OSError: We couldn't connect to 'https://huggingface.co' to load this file, couldn't find it in the cached files and it looks like WestlakeNLP/DeepReviewer-14B is not the path to a directory containing a file named config.json.
Checkout your internet connection or see how to run the library in offline mode at 'https://huggingface.co/docs/transformers/installation#offline-mode'.

: 

## 6. Conclusion and Further Exploration

In this tutorial, you've learned how to use DeepReviewer to generate automated peer reviews, explore different review modes, and parse the structured output. DeepReviewer offers a powerful and flexible way to leverage the capabilities of large language models for scientific paper evaluation.

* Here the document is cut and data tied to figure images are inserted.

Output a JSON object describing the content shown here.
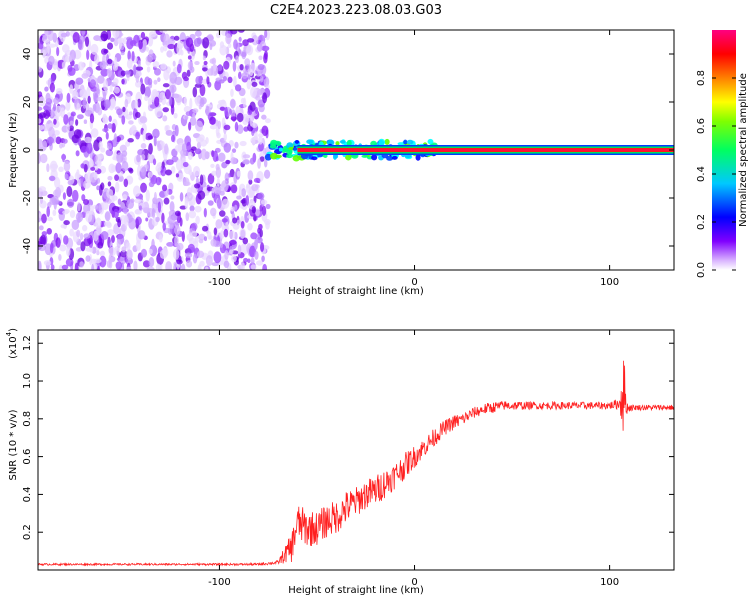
{
  "figure": {
    "title": "C2E4.2023.223.08.03.G03"
  },
  "chart_data": [
    {
      "type": "heatmap",
      "title": "C2E4.2023.223.08.03.G03",
      "xlabel": "Height of straight line (km)",
      "ylabel": "Frequency (Hz)",
      "xlim": [
        -193,
        133
      ],
      "ylim": [
        -50,
        50
      ],
      "x_ticks": [
        -100,
        0,
        100
      ],
      "x_tick_labels": [
        "-100",
        "0",
        "100"
      ],
      "y_ticks": [
        -40,
        -20,
        0,
        20,
        40
      ],
      "y_tick_labels": [
        "-40",
        "-20",
        "0",
        "20",
        "40"
      ],
      "noise_region_x": [
        -193,
        -75
      ],
      "signal_transition_x": [
        -75,
        10
      ],
      "signal_frequency_hz": 0,
      "colorbar": {
        "label": "Normalized spectral amplitude",
        "range": [
          0,
          1
        ],
        "ticks": [
          0.0,
          0.2,
          0.4,
          0.6,
          0.8
        ],
        "tick_labels": [
          "0.0",
          "0.2",
          "0.4",
          "0.6",
          "0.8"
        ],
        "colormap": [
          "#ffffff",
          "#8000ff",
          "#0000ff",
          "#00ffff",
          "#00ff00",
          "#ffff00",
          "#ff8000",
          "#ff0000",
          "#ff00a0"
        ]
      },
      "grid": false
    },
    {
      "type": "line",
      "xlabel": "Height of straight line (km)",
      "ylabel": "SNR (10 * v/v)",
      "y_multiplier_label": "(x10",
      "y_multiplier_exp": "4",
      "xlim": [
        -193,
        133
      ],
      "ylim": [
        0,
        1.27
      ],
      "x_ticks": [
        -100,
        0,
        100
      ],
      "x_tick_labels": [
        "-100",
        "0",
        "100"
      ],
      "y_ticks": [
        0.2,
        0.4,
        0.6,
        0.8,
        1.0,
        1.2
      ],
      "y_tick_labels": [
        "0.2",
        "0.4",
        "0.6",
        "0.8",
        "1.0",
        "1.2"
      ],
      "series": [
        {
          "color": "#ff2020",
          "x": [
            -193,
            -150,
            -100,
            -80,
            -70,
            -63,
            -60,
            -55,
            -50,
            -45,
            -40,
            -35,
            -30,
            -25,
            -20,
            -15,
            -10,
            -5,
            0,
            5,
            10,
            15,
            20,
            25,
            30,
            35,
            40,
            45,
            50,
            60,
            70,
            80,
            90,
            100,
            105,
            107,
            109,
            112,
            120,
            133
          ],
          "y": [
            0.03,
            0.03,
            0.03,
            0.03,
            0.04,
            0.12,
            0.25,
            0.22,
            0.22,
            0.26,
            0.28,
            0.33,
            0.36,
            0.4,
            0.42,
            0.46,
            0.5,
            0.55,
            0.6,
            0.65,
            0.7,
            0.75,
            0.78,
            0.8,
            0.83,
            0.85,
            0.86,
            0.87,
            0.87,
            0.87,
            0.87,
            0.87,
            0.87,
            0.87,
            0.88,
            0.95,
            0.86,
            0.86,
            0.86,
            0.86
          ],
          "noise": [
            0.005,
            0.005,
            0.005,
            0.006,
            0.01,
            0.08,
            0.1,
            0.1,
            0.09,
            0.09,
            0.09,
            0.09,
            0.08,
            0.08,
            0.08,
            0.08,
            0.07,
            0.07,
            0.06,
            0.05,
            0.05,
            0.04,
            0.04,
            0.035,
            0.03,
            0.03,
            0.03,
            0.025,
            0.025,
            0.02,
            0.02,
            0.02,
            0.02,
            0.02,
            0.03,
            0.25,
            0.03,
            0.015,
            0.015,
            0.015
          ]
        }
      ],
      "grid": false
    }
  ]
}
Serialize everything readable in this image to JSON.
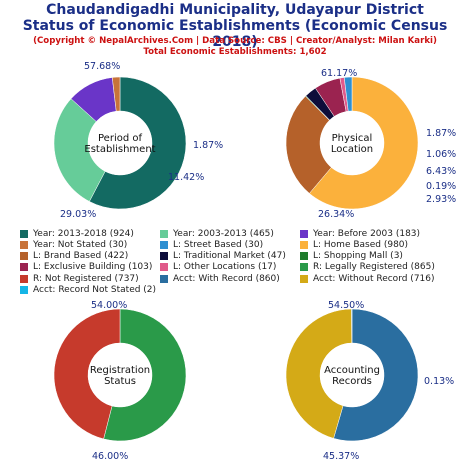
{
  "header": {
    "title_line1": "Chaudandigadhi Municipality, Udayapur District",
    "title_line2": "Status of Economic Establishments (Economic Census 2018)",
    "copyright": "(Copyright © NepalArchives.Com | Data Source: CBS | Creator/Analyst: Milan Karki)",
    "total": "Total Economic Establishments: 1,602"
  },
  "chart_data": [
    {
      "type": "pie",
      "title": "Period of Establishment",
      "center_label": [
        "Period of",
        "Establishment"
      ],
      "slices": [
        {
          "label": "Year: 2013-2018",
          "value": 924,
          "percent_label": "57.68%",
          "color": "#136a62"
        },
        {
          "label": "Year: 2003-2013",
          "value": 465,
          "percent_label": "29.03%",
          "color": "#66cc99"
        },
        {
          "label": "Year: Before 2003",
          "value": 183,
          "percent_label": "11.42%",
          "color": "#6a35c8"
        },
        {
          "label": "Year: Not Stated",
          "value": 30,
          "percent_label": "1.87%",
          "color": "#c8733a"
        }
      ]
    },
    {
      "type": "pie",
      "title": "Physical Location",
      "center_label": [
        "Physical",
        "Location"
      ],
      "slices": [
        {
          "label": "L: Home Based",
          "value": 980,
          "percent_label": "61.17%",
          "color": "#fbb13c"
        },
        {
          "label": "L: Brand Based",
          "value": 422,
          "percent_label": "26.34%",
          "color": "#b5612a"
        },
        {
          "label": "L: Shopping Mall",
          "value": 3,
          "percent_label": "0.19%",
          "color": "#1e7b2c"
        },
        {
          "label": "L: Traditional Market",
          "value": 47,
          "percent_label": "2.93%",
          "color": "#0d0d3a"
        },
        {
          "label": "L: Exclusive Building",
          "value": 103,
          "percent_label": "6.43%",
          "color": "#9b2350"
        },
        {
          "label": "L: Other Locations",
          "value": 17,
          "percent_label": "1.06%",
          "color": "#e05a8a"
        },
        {
          "label": "L: Street Based",
          "value": 30,
          "percent_label": "1.87%",
          "color": "#2e8fd1"
        }
      ]
    },
    {
      "type": "pie",
      "title": "Registration Status",
      "center_label": [
        "Registration",
        "Status"
      ],
      "slices": [
        {
          "label": "R: Legally Registered",
          "value": 865,
          "percent_label": "54.00%",
          "color": "#2a9a49"
        },
        {
          "label": "R: Not Registered",
          "value": 737,
          "percent_label": "46.00%",
          "color": "#c63a2c"
        }
      ]
    },
    {
      "type": "pie",
      "title": "Accounting Records",
      "center_label": [
        "Accounting",
        "Records"
      ],
      "slices": [
        {
          "label": "Acct: With Record",
          "value": 860,
          "percent_label": "54.50%",
          "color": "#2a6ea0"
        },
        {
          "label": "Acct: Without Record",
          "value": 716,
          "percent_label": "45.37%",
          "color": "#d4aa17"
        },
        {
          "label": "Acct: Record Not Stated",
          "value": 2,
          "percent_label": "0.13%",
          "color": "#15b5e6"
        }
      ]
    }
  ],
  "legend": {
    "items": [
      {
        "text": "Year: 2013-2018 (924)",
        "color": "#136a62"
      },
      {
        "text": "Year: 2003-2013 (465)",
        "color": "#66cc99"
      },
      {
        "text": "Year: Before 2003 (183)",
        "color": "#6a35c8"
      },
      {
        "text": "Year: Not Stated (30)",
        "color": "#c8733a"
      },
      {
        "text": "L: Street Based (30)",
        "color": "#2e8fd1"
      },
      {
        "text": "L: Home Based (980)",
        "color": "#fbb13c"
      },
      {
        "text": "L: Brand Based (422)",
        "color": "#b5612a"
      },
      {
        "text": "L: Traditional Market (47)",
        "color": "#0d0d3a"
      },
      {
        "text": "L: Shopping Mall (3)",
        "color": "#1e7b2c"
      },
      {
        "text": "L: Exclusive Building (103)",
        "color": "#9b2350"
      },
      {
        "text": "L: Other Locations (17)",
        "color": "#e05a8a"
      },
      {
        "text": "R: Legally Registered (865)",
        "color": "#2a9a49"
      },
      {
        "text": "R: Not Registered (737)",
        "color": "#c63a2c"
      },
      {
        "text": "Acct: With Record (860)",
        "color": "#2a6ea0"
      },
      {
        "text": "Acct: Without Record (716)",
        "color": "#d4aa17"
      },
      {
        "text": "Acct: Record Not Stated (2)",
        "color": "#15b5e6"
      }
    ]
  }
}
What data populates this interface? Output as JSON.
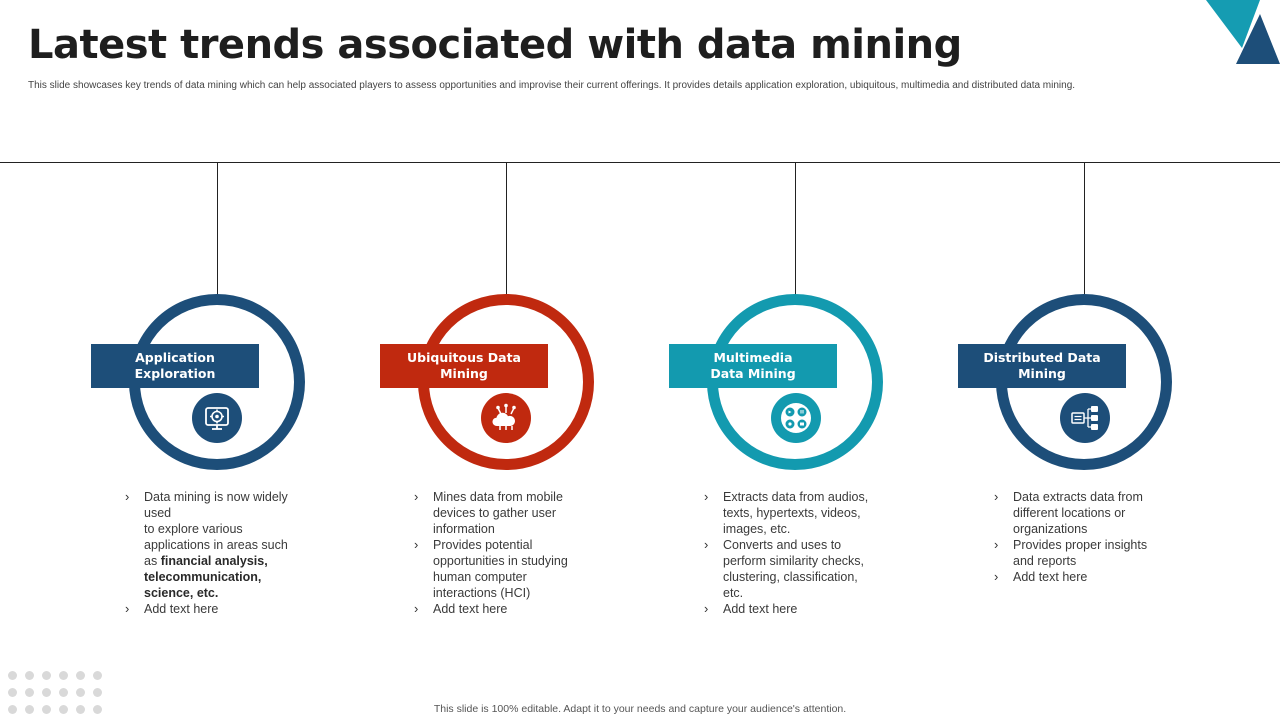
{
  "title": "Latest trends associated with data mining",
  "subtitle": "This slide showcases key trends of data mining  which can help associated players to assess opportunities and improvise their current offerings. It provides details application  exploration, ubiquitous, multimedia  and distributed data mining.",
  "footer": "This slide is 100% editable.  Adapt it to your needs and capture your audience's attention.",
  "colors": {
    "navy": "#1d4e79",
    "red": "#c0290f",
    "teal": "#139aaf",
    "corner_teal": "#159cb2"
  },
  "cards": [
    {
      "title_lines": [
        "Application",
        "Exploration"
      ],
      "icon": "gear-monitor-icon",
      "color": "#1d4e79",
      "bullets": [
        [
          "Data mining is now widely",
          "used",
          "to explore various",
          "applications in areas such"
        ],
        [
          "Add text here"
        ]
      ],
      "bullet1_tail": "as ",
      "bullet1_bold": [
        "financial analysis,",
        "telecommunication,",
        "science, etc."
      ]
    },
    {
      "title_lines": [
        "Ubiquitous Data",
        "Mining"
      ],
      "icon": "cloud-network-icon",
      "color": "#c0290f",
      "bullets": [
        [
          "Mines data from mobile",
          "devices to gather user",
          "information"
        ],
        [
          "Provides potential",
          "opportunities in studying",
          "human computer",
          "interactions (HCI)"
        ],
        [
          "Add text here"
        ]
      ]
    },
    {
      "title_lines": [
        "Multimedia",
        "Data Mining"
      ],
      "icon": "multimedia-icon",
      "color": "#139aaf",
      "bullets": [
        [
          "Extracts data from audios,",
          "texts, hypertexts, videos,",
          "images, etc."
        ],
        [
          "Converts  and uses to",
          "perform similarity checks,",
          "clustering, classification,",
          "etc."
        ],
        [
          "Add text here"
        ]
      ]
    },
    {
      "title_lines": [
        "Distributed Data",
        "Mining"
      ],
      "icon": "distributed-network-icon",
      "color": "#1d4e79",
      "bullets": [
        [
          "Data extracts data from",
          "different locations or",
          "organizations"
        ],
        [
          "Provides proper insights",
          "and reports"
        ],
        [
          "Add text here"
        ]
      ]
    }
  ]
}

**Limitations and Ethical Considerations:**

*   **Not a Replacement for Human Review:** DeepReviewer is a tool to *assist* with peer review, not to replace the critical thinking and expertise of human reviewers.
*   **Potential for Bias:**  Like all LLMs, DeepReviewer can inherit biases from its training data.  Be mindful of this when interpreting the results.
*   **Over-Reliance:**  Avoid over-reliance on automated feedback.  Always critically evaluate the generated reviews.
* **Transparency:** If using DeepReviewer in your work, disclose its use transparently.

**Further Exploration:**

*   **Experiment with different papers:**  Try DeepReviewer with your own research papers or papers from various fields.
*   **Adjust parameters:**  Explore the effects of `reviewer_num` and `max_tokens`.
*   **Explore the vLLM documentation:**  Learn more about the underlying inference engine for advanced usage.
*   **Contribute to the project:**  If you find issues or have suggestions, consider contributing to the DeepReviewer project (if it's open-source).

Thank you for exploring DeepReviewer! We hope this tutorial has been helpful.